Ingrid Rotter hört zum Jahresende als Kulturamtsleiterin der Gemeinde Nauheim auf – altersbedingt, was der quickfidelen 62-jährigen Frau kein Mensch ansieht. Seit 2001 ist sie bei der Gemeinde beschäftigt, davon seit neun Jahren im Kulturamt. Mit ihren Kenntnissen und dank ihres erstklassigen Einblicks erklärt sie im WIR-Interview, was Kulturarbeit für eine Kommune bedeutet und auf was es dabei ankommt, speziell in der Musikgemeinde.
Frau Rotter, Sie haben reichlich Erfahrung im Kulturamt der Gemeinde Nauheim gesammelt.
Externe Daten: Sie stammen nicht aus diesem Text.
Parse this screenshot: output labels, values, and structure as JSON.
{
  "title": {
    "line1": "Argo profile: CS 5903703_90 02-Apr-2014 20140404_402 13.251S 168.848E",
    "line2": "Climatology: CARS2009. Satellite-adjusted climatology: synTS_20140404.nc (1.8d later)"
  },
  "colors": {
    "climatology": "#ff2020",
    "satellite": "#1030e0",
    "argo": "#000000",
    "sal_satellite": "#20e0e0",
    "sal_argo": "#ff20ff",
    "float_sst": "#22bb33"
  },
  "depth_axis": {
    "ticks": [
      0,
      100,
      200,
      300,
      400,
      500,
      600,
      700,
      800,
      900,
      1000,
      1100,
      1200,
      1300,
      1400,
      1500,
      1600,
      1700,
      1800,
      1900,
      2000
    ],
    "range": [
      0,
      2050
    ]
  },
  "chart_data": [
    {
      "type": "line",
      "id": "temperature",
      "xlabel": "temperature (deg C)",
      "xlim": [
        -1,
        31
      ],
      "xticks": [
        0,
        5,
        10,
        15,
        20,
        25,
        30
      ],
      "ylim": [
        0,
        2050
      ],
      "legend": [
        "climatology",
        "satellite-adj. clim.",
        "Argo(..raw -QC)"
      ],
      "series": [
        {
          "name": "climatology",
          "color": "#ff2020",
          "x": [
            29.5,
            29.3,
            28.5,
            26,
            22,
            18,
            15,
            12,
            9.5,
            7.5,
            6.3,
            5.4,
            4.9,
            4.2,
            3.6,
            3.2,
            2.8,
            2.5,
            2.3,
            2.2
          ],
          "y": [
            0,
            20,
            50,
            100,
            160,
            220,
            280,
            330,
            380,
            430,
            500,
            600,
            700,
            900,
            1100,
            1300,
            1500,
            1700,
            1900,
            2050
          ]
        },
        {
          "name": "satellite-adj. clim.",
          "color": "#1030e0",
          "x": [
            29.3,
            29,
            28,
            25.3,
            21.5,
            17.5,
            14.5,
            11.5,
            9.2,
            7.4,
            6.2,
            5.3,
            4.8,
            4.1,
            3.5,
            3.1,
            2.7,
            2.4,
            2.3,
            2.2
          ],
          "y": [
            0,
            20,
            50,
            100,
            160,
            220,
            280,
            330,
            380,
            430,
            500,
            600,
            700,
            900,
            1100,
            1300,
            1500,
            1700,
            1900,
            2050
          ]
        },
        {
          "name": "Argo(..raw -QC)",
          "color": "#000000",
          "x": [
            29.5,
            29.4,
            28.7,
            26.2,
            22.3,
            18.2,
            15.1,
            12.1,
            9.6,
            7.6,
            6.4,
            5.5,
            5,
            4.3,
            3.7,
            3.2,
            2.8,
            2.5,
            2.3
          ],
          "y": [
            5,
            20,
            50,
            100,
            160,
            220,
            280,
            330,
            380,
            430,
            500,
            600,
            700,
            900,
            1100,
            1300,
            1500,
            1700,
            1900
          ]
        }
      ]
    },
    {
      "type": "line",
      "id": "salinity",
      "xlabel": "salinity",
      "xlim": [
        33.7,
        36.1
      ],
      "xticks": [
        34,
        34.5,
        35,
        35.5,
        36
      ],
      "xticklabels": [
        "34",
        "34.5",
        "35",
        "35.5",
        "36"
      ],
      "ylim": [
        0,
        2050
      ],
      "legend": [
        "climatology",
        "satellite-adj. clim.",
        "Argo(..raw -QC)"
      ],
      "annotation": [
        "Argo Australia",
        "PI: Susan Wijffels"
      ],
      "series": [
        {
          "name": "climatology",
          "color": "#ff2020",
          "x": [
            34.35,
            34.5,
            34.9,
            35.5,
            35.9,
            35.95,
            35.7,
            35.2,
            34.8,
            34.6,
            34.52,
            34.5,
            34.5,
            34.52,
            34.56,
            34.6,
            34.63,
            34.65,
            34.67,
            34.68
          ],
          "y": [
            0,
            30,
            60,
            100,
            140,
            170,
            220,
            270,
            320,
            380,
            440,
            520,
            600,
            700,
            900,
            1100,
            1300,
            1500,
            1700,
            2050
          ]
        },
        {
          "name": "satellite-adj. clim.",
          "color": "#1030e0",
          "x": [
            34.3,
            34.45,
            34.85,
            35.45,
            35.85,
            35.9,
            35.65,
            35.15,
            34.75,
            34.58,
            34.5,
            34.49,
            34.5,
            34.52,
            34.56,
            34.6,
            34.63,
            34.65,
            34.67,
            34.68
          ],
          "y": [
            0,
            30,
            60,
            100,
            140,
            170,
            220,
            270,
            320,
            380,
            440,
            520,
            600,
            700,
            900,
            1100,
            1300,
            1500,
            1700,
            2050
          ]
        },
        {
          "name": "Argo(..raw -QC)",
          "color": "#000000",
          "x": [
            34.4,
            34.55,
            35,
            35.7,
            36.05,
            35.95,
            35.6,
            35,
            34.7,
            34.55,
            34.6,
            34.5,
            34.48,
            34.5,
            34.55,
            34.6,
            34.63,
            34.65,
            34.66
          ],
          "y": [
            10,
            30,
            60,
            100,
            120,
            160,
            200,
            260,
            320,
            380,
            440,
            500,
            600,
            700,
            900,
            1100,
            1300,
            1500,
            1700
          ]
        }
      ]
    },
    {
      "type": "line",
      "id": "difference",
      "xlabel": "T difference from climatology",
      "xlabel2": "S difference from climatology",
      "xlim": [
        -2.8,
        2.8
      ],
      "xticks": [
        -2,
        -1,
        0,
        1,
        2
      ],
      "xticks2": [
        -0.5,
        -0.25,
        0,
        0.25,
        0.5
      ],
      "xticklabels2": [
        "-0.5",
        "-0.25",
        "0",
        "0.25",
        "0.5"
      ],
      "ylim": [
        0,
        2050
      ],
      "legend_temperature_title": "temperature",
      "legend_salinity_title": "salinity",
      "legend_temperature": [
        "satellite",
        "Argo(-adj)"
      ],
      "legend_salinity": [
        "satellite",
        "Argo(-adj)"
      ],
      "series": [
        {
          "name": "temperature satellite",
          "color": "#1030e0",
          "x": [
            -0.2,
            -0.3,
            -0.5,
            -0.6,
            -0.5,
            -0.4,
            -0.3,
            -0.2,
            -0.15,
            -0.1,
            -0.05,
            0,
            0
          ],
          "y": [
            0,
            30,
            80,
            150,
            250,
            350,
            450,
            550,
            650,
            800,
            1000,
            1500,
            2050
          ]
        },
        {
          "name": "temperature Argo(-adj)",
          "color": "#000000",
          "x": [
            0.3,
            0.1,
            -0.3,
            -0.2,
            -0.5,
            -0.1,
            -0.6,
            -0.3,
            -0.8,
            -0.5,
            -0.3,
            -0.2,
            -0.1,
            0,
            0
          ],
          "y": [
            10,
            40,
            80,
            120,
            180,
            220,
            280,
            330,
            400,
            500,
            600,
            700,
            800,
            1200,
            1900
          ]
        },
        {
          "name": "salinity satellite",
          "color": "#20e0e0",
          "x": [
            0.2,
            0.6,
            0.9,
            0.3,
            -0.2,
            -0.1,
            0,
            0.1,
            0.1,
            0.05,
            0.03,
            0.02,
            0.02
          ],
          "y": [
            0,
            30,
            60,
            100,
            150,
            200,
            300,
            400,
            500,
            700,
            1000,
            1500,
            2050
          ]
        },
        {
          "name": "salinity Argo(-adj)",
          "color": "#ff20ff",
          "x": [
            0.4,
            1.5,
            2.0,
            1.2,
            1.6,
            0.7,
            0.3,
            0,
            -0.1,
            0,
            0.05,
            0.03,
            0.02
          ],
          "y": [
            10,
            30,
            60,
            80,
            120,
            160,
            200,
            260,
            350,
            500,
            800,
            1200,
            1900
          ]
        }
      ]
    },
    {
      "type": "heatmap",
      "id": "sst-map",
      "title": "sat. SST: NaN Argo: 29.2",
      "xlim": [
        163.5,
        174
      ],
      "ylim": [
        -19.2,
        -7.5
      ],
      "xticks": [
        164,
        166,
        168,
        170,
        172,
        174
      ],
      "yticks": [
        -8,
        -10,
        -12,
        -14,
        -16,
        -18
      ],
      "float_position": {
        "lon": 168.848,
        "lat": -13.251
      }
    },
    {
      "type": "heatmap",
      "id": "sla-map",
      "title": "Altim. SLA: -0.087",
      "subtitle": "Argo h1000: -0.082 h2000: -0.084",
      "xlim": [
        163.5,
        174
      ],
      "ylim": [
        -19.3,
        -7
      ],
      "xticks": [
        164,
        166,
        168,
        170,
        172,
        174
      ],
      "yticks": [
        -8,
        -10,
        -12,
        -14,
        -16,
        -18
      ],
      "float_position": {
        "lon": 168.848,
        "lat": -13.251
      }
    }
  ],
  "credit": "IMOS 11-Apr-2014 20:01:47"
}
Was bedeutet Kulturarbeit für eine Kommune mit knapp 11.000 Einwohnern. Und wie gelingt das?
Ingrid Rotter: Kultur ist eine unverzichtbare Grundlage für unsere Gesellschaft. Kulturarbeit richtet sich an Menschen aller Nationalitäten. Kultur verbindet und bereichert das Leben der Menschen. Kultur stiftet Gemeinschaft und trägt zur Identifikation mit dem Gemeinwesen bei, bietet Unterhaltung, Anregung und trägt zum Austausch miteinander bei. Ein reges kulturelles Leben steigert die Attraktivität und Lebensqualität eines Ortes und damit auch die Attraktivität seiner Standortfaktoren. Kulturförderung ist damit indirekt auch Wirtschaftsförderung. Kultur ist als Netzwerk zu verstehen. In diesem Sinne versteht sich das Nauheimer Kulturamt: Es ist Bindeglied, Beratungsstelle, Förderer, Kooperationspartner und Veranstalter von Kulturprojekten verschiedenster Art, auch wenn in Nauheim traditionell der Schwerpunkt auf der Musik liegt.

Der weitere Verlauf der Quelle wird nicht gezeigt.